Photo via Robert Nelson
Looking for something to put on your e-reader? Random House recognizes the expanding e-book market and is digitizing thousands of books.
The move helps minimize the use of paper, ink, transportation emissions and all the other elements of the heavy carbon footprint associated with printing. And it also means a far larger selection of titles for e-readers, which means a bigger incentive for people to look into getting the bookish gadget.
The numbers are showing that this move is about as savvy as a book business can get right now. Random House has 8,000 books in electronic format and ready for download already, and plans to have more than 15,000 titles in their e-library. Within a few months, thousands of titles will be added to the growing selection. And with good reason:
Random House's vice president for digital operations, Matt Shatz, says e-book sales have increased by triple digit percentages in 2008, thanks in part to Amazon.com's Kindle reader, but he declined to offer specific number.
Even without a specific number, triple digit percentages is pretty telling.
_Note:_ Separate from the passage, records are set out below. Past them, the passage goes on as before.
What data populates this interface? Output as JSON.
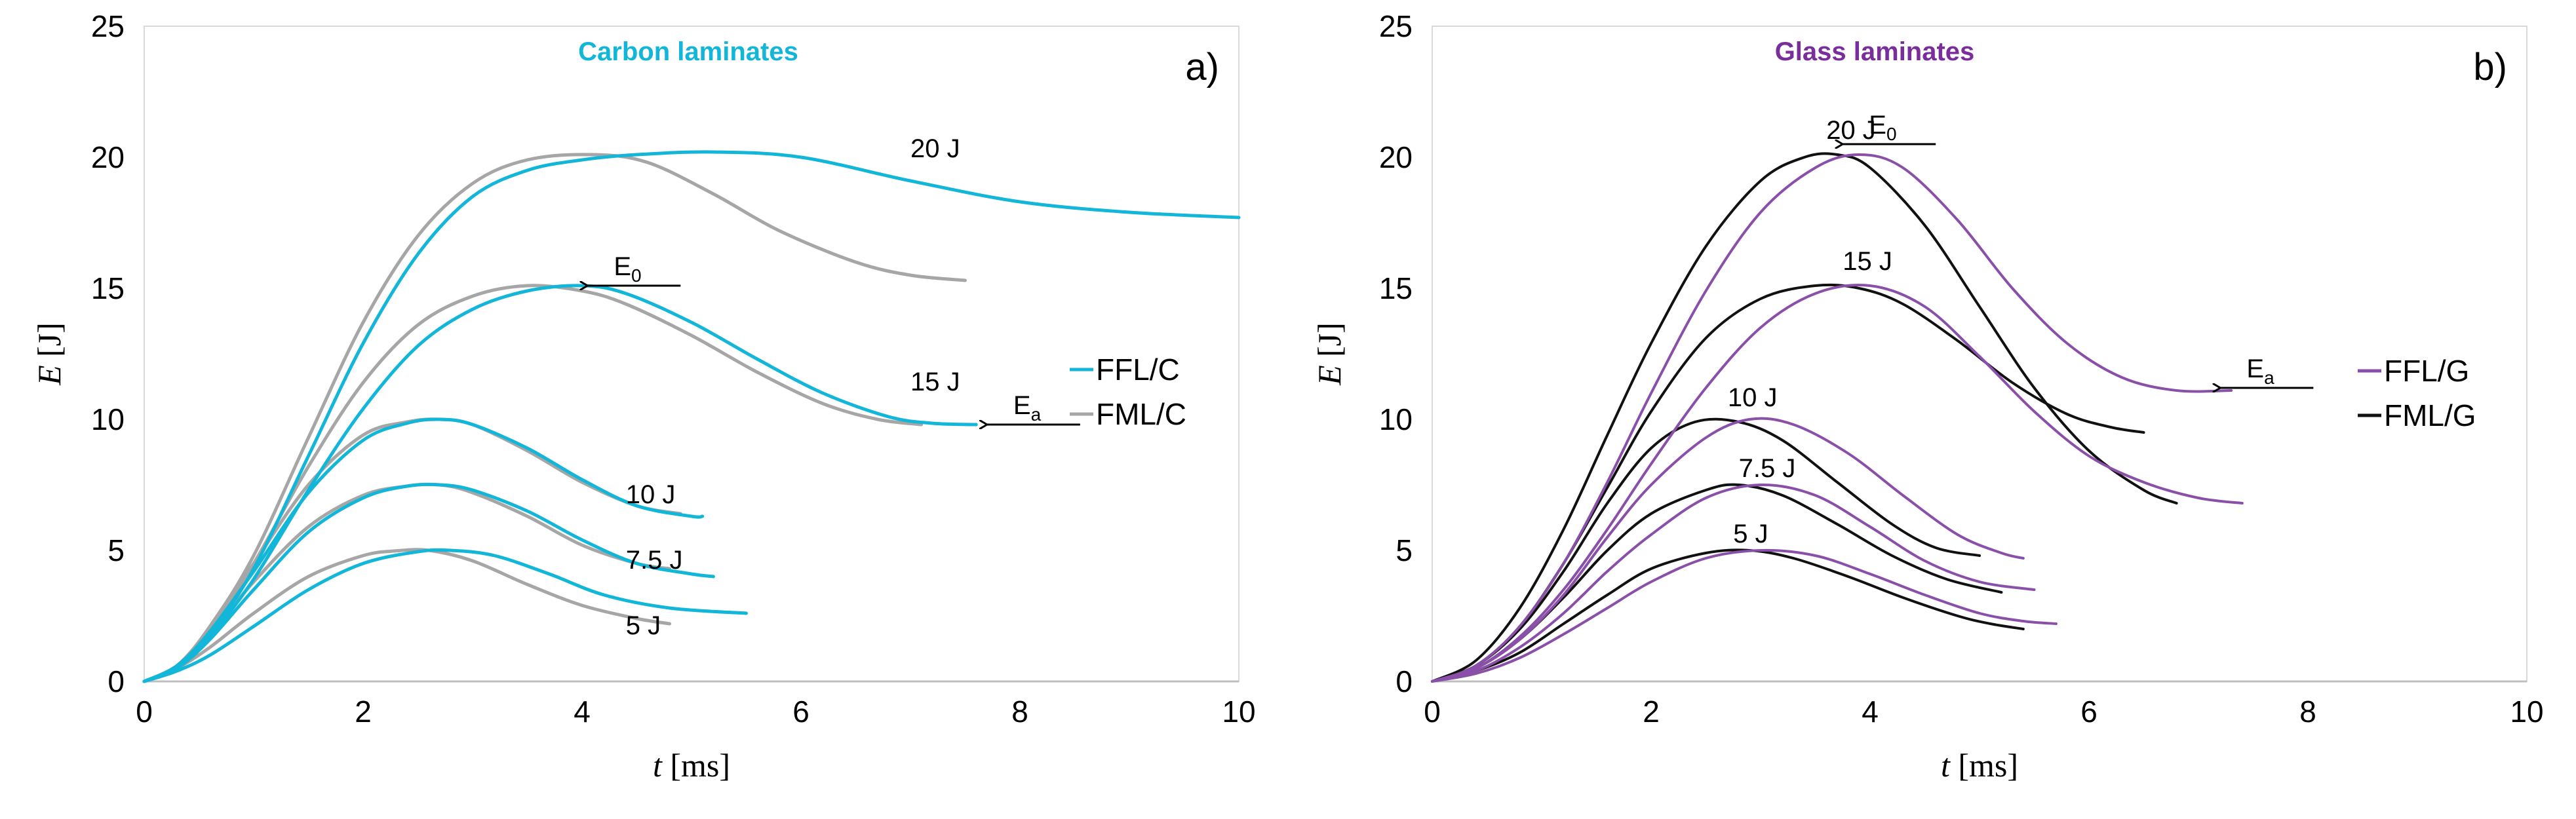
{
  "colors": {
    "ffl_c": "#12b6d8",
    "fml_c": "#a6a6a6",
    "ffl_g": "#8a4fa8",
    "fml_g": "#111111",
    "title_c": "#12b6d8",
    "title_g": "#7a2e9c"
  },
  "axis_titles": {
    "x_var": "t",
    "x_unit": "[ms]",
    "y_var": "E",
    "y_unit": "[J]"
  },
  "chart_data": [
    {
      "type": "line",
      "panel_label": "a)",
      "title": "Carbon laminates",
      "xlabel": "t [ms]",
      "ylabel": "E [J]",
      "xlim": [
        0,
        10
      ],
      "ylim": [
        0,
        25
      ],
      "xticks": [
        "0",
        "2",
        "4",
        "6",
        "8",
        "10"
      ],
      "yticks": [
        "0",
        "5",
        "10",
        "15",
        "20",
        "25"
      ],
      "legend_position": "right",
      "legend": [
        {
          "label": "FFL/C",
          "series": "FFL/C"
        },
        {
          "label": "FML/C",
          "series": "FML/C"
        }
      ],
      "series": [
        {
          "name": "FFL/C",
          "energy": "20 J",
          "x": [
            0,
            0.3,
            0.6,
            1.0,
            1.5,
            2.0,
            2.5,
            3.0,
            3.5,
            4.0,
            4.5,
            5.2,
            6.0,
            7.0,
            8.0,
            9.0,
            10.0
          ],
          "y": [
            0,
            0.5,
            1.8,
            4.3,
            8.6,
            12.9,
            16.3,
            18.5,
            19.5,
            19.9,
            20.1,
            20.2,
            20.0,
            19.1,
            18.3,
            17.9,
            17.7
          ]
        },
        {
          "name": "FML/C",
          "energy": "20 J",
          "x": [
            0,
            0.3,
            0.6,
            1.0,
            1.5,
            2.0,
            2.5,
            3.0,
            3.5,
            4.1,
            4.6,
            5.2,
            5.8,
            6.5,
            7.0,
            7.5
          ],
          "y": [
            0,
            0.6,
            2.1,
            4.8,
            9.3,
            13.7,
            17.0,
            19.0,
            19.9,
            20.1,
            19.8,
            18.6,
            17.2,
            16.0,
            15.5,
            15.3
          ]
        },
        {
          "name": "FFL/C",
          "energy": "15 J",
          "x": [
            0,
            0.3,
            0.6,
            1.0,
            1.5,
            2.0,
            2.5,
            3.0,
            3.5,
            4.0,
            4.4,
            5.0,
            5.6,
            6.2,
            6.8,
            7.2,
            7.6
          ],
          "y": [
            0,
            0.5,
            1.7,
            3.9,
            7.3,
            10.4,
            12.8,
            14.2,
            14.9,
            15.1,
            14.8,
            13.7,
            12.3,
            11.0,
            10.1,
            9.85,
            9.8
          ]
        },
        {
          "name": "FML/C",
          "energy": "15 J",
          "x": [
            0,
            0.3,
            0.6,
            1.0,
            1.5,
            2.0,
            2.5,
            3.0,
            3.5,
            4.0,
            4.4,
            5.0,
            5.6,
            6.2,
            6.7,
            7.1
          ],
          "y": [
            0,
            0.6,
            2.0,
            4.5,
            8.2,
            11.4,
            13.6,
            14.7,
            15.1,
            14.9,
            14.4,
            13.2,
            11.8,
            10.6,
            10.0,
            9.8
          ]
        },
        {
          "name": "FFL/C",
          "energy": "10 J",
          "x": [
            0,
            0.3,
            0.6,
            1.0,
            1.5,
            2.0,
            2.4,
            2.7,
            3.0,
            3.5,
            4.0,
            4.5,
            5.0,
            5.1
          ],
          "y": [
            0,
            0.6,
            1.9,
            4.2,
            7.2,
            9.2,
            9.85,
            10.0,
            9.8,
            8.9,
            7.7,
            6.7,
            6.3,
            6.3
          ]
        },
        {
          "name": "FML/C",
          "energy": "10 J",
          "x": [
            0,
            0.3,
            0.6,
            1.0,
            1.5,
            2.0,
            2.4,
            2.7,
            3.0,
            3.5,
            4.0,
            4.5,
            4.9
          ],
          "y": [
            0,
            0.6,
            2.0,
            4.5,
            7.5,
            9.4,
            9.9,
            10.0,
            9.8,
            8.8,
            7.6,
            6.7,
            6.4
          ]
        },
        {
          "name": "FFL/C",
          "energy": "7.5 J",
          "x": [
            0,
            0.3,
            0.6,
            1.0,
            1.5,
            2.0,
            2.4,
            2.7,
            3.0,
            3.5,
            4.0,
            4.5,
            5.0,
            5.2
          ],
          "y": [
            0,
            0.5,
            1.6,
            3.5,
            5.7,
            7.0,
            7.45,
            7.5,
            7.3,
            6.5,
            5.4,
            4.5,
            4.1,
            4.0
          ]
        },
        {
          "name": "FML/C",
          "energy": "7.5 J",
          "x": [
            0,
            0.3,
            0.6,
            1.0,
            1.5,
            2.0,
            2.4,
            2.7,
            3.0,
            3.5,
            4.0,
            4.5,
            4.8
          ],
          "y": [
            0,
            0.6,
            1.8,
            3.8,
            5.9,
            7.1,
            7.45,
            7.5,
            7.2,
            6.3,
            5.2,
            4.5,
            4.3
          ]
        },
        {
          "name": "FFL/C",
          "energy": "5 J",
          "x": [
            0,
            0.3,
            0.6,
            1.0,
            1.5,
            2.0,
            2.5,
            2.8,
            3.2,
            3.7,
            4.2,
            4.8,
            5.5
          ],
          "y": [
            0,
            0.4,
            1.0,
            2.1,
            3.5,
            4.5,
            4.95,
            5.0,
            4.8,
            4.1,
            3.3,
            2.8,
            2.6
          ]
        },
        {
          "name": "FML/C",
          "energy": "5 J",
          "x": [
            0,
            0.3,
            0.6,
            1.0,
            1.5,
            2.0,
            2.3,
            2.6,
            3.0,
            3.5,
            4.0,
            4.5,
            4.8
          ],
          "y": [
            0,
            0.5,
            1.3,
            2.6,
            4.0,
            4.8,
            4.98,
            5.0,
            4.6,
            3.7,
            2.9,
            2.4,
            2.2
          ]
        }
      ],
      "annotations": [
        {
          "text": "20 J",
          "x": 7.0,
          "y": 20.0
        },
        {
          "text": "15 J",
          "x": 7.0,
          "y": 11.1
        },
        {
          "text": "10  J",
          "x": 4.4,
          "y": 6.8
        },
        {
          "text": "7.5 J",
          "x": 4.4,
          "y": 4.3
        },
        {
          "text": "5 J",
          "x": 4.4,
          "y": 1.8
        }
      ],
      "markers": [
        {
          "label": "E",
          "sub": "0",
          "tip_x": 4.05,
          "tip_y": 15.1,
          "tail_x": 4.9
        },
        {
          "label": "E",
          "sub": "a",
          "tip_x": 7.7,
          "tip_y": 9.8,
          "tail_x": 8.55
        }
      ]
    },
    {
      "type": "line",
      "panel_label": "b)",
      "title": "Glass laminates",
      "xlabel": "t [ms]",
      "ylabel": "E [J]",
      "xlim": [
        0,
        10
      ],
      "ylim": [
        0,
        25
      ],
      "xticks": [
        "0",
        "2",
        "4",
        "6",
        "8",
        "10"
      ],
      "yticks": [
        "0",
        "5",
        "10",
        "15",
        "20",
        "25"
      ],
      "legend_position": "right",
      "legend": [
        {
          "label": "FFL/G",
          "series": "FFL/G"
        },
        {
          "label": "FML/G",
          "series": "FML/G"
        }
      ],
      "series": [
        {
          "name": "FFL/G",
          "energy": "20 J",
          "x": [
            0,
            0.4,
            0.8,
            1.2,
            1.6,
            2.0,
            2.5,
            3.0,
            3.5,
            3.9,
            4.3,
            4.8,
            5.3,
            5.8,
            6.3,
            6.8,
            7.3
          ],
          "y": [
            0,
            0.6,
            2.1,
            4.5,
            7.6,
            11.0,
            14.9,
            17.9,
            19.6,
            20.1,
            19.6,
            17.6,
            15.0,
            12.9,
            11.6,
            11.1,
            11.1
          ]
        },
        {
          "name": "FML/G",
          "energy": "20 J",
          "x": [
            0,
            0.4,
            0.8,
            1.2,
            1.6,
            2.0,
            2.5,
            3.0,
            3.4,
            3.7,
            4.0,
            4.5,
            5.0,
            5.5,
            6.0,
            6.5,
            6.8
          ],
          "y": [
            0,
            0.8,
            2.8,
            5.8,
            9.4,
            12.9,
            16.6,
            19.1,
            20.0,
            20.1,
            19.6,
            17.4,
            14.3,
            11.2,
            8.8,
            7.3,
            6.8
          ]
        },
        {
          "name": "FFL/G",
          "energy": "15 J",
          "x": [
            0,
            0.4,
            0.8,
            1.2,
            1.6,
            2.0,
            2.5,
            3.0,
            3.5,
            4.0,
            4.5,
            5.0,
            5.5,
            6.0,
            6.5,
            7.0,
            7.4
          ],
          "y": [
            0,
            0.5,
            1.7,
            3.5,
            5.8,
            8.3,
            11.2,
            13.5,
            14.8,
            15.1,
            14.3,
            12.4,
            10.3,
            8.6,
            7.6,
            7.0,
            6.8
          ]
        },
        {
          "name": "FML/G",
          "energy": "15 J",
          "x": [
            0,
            0.4,
            0.8,
            1.2,
            1.6,
            2.0,
            2.5,
            3.0,
            3.5,
            3.9,
            4.3,
            4.8,
            5.3,
            5.8,
            6.2,
            6.5
          ],
          "y": [
            0,
            0.6,
            2.1,
            4.5,
            7.4,
            10.3,
            13.1,
            14.6,
            15.1,
            15.0,
            14.4,
            13.0,
            11.4,
            10.2,
            9.7,
            9.5
          ]
        },
        {
          "name": "FFL/G",
          "energy": "10 J",
          "x": [
            0,
            0.4,
            0.8,
            1.2,
            1.6,
            2.0,
            2.5,
            2.9,
            3.3,
            3.8,
            4.3,
            4.8,
            5.2,
            5.4
          ],
          "y": [
            0,
            0.5,
            1.6,
            3.3,
            5.5,
            7.5,
            9.3,
            10.0,
            9.8,
            8.7,
            7.1,
            5.6,
            4.9,
            4.7
          ]
        },
        {
          "name": "FML/G",
          "energy": "10 J",
          "x": [
            0,
            0.4,
            0.8,
            1.2,
            1.6,
            2.0,
            2.4,
            2.8,
            3.2,
            3.7,
            4.2,
            4.6,
            5.0
          ],
          "y": [
            0,
            0.6,
            2.0,
            4.2,
            6.8,
            8.9,
            9.9,
            9.9,
            9.2,
            7.6,
            6.0,
            5.1,
            4.8
          ]
        },
        {
          "name": "FFL/G",
          "energy": "7.5 J",
          "x": [
            0,
            0.4,
            0.8,
            1.2,
            1.6,
            2.0,
            2.5,
            3.0,
            3.5,
            4.0,
            4.5,
            5.0,
            5.5
          ],
          "y": [
            0,
            0.4,
            1.3,
            2.6,
            4.2,
            5.6,
            7.0,
            7.5,
            7.1,
            5.9,
            4.6,
            3.8,
            3.5
          ]
        },
        {
          "name": "FML/G",
          "energy": "7.5 J",
          "x": [
            0,
            0.4,
            0.8,
            1.2,
            1.6,
            2.0,
            2.5,
            2.8,
            3.2,
            3.7,
            4.2,
            4.7,
            5.2
          ],
          "y": [
            0,
            0.5,
            1.6,
            3.2,
            5.0,
            6.4,
            7.3,
            7.5,
            7.1,
            6.0,
            4.8,
            3.9,
            3.4
          ]
        },
        {
          "name": "FFL/G",
          "energy": "5 J",
          "x": [
            0,
            0.4,
            0.8,
            1.2,
            1.6,
            2.0,
            2.5,
            3.0,
            3.5,
            4.0,
            4.5,
            5.0,
            5.4,
            5.7
          ],
          "y": [
            0,
            0.3,
            0.9,
            1.8,
            2.8,
            3.8,
            4.7,
            5.0,
            4.8,
            4.1,
            3.3,
            2.6,
            2.3,
            2.2
          ]
        },
        {
          "name": "FML/G",
          "energy": "5 J",
          "x": [
            0,
            0.4,
            0.8,
            1.2,
            1.6,
            2.0,
            2.5,
            2.9,
            3.3,
            3.8,
            4.3,
            4.8,
            5.1,
            5.4
          ],
          "y": [
            0,
            0.4,
            1.1,
            2.2,
            3.3,
            4.3,
            4.9,
            5.0,
            4.7,
            4.0,
            3.2,
            2.5,
            2.2,
            2.0
          ]
        }
      ],
      "annotations": [
        {
          "text": "20 J",
          "x": 3.6,
          "y": 20.7
        },
        {
          "text": "15 J",
          "x": 3.75,
          "y": 15.7
        },
        {
          "text": "10 J",
          "x": 2.7,
          "y": 10.5
        },
        {
          "text": "7.5 J",
          "x": 2.8,
          "y": 7.8
        },
        {
          "text": "5 J",
          "x": 2.75,
          "y": 5.3
        }
      ],
      "markers": [
        {
          "label": "E",
          "sub": "0",
          "tip_x": 3.75,
          "tip_y": 20.5,
          "tail_x": 4.6
        },
        {
          "label": "E",
          "sub": "a",
          "tip_x": 7.2,
          "tip_y": 11.2,
          "tail_x": 8.05
        }
      ]
    }
  ]
}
While e-readers are still a really small market, it is a market that is on the uptake. And while the exact impact on the environment is yet to be known, using a single electronic device (with the possibility of being recharged with renewable energy) is better than buying a new printed book every time you’re in the mood to read. However, it has yet to prove itself greener than a the public library – an institution that minimizes consumerism in general.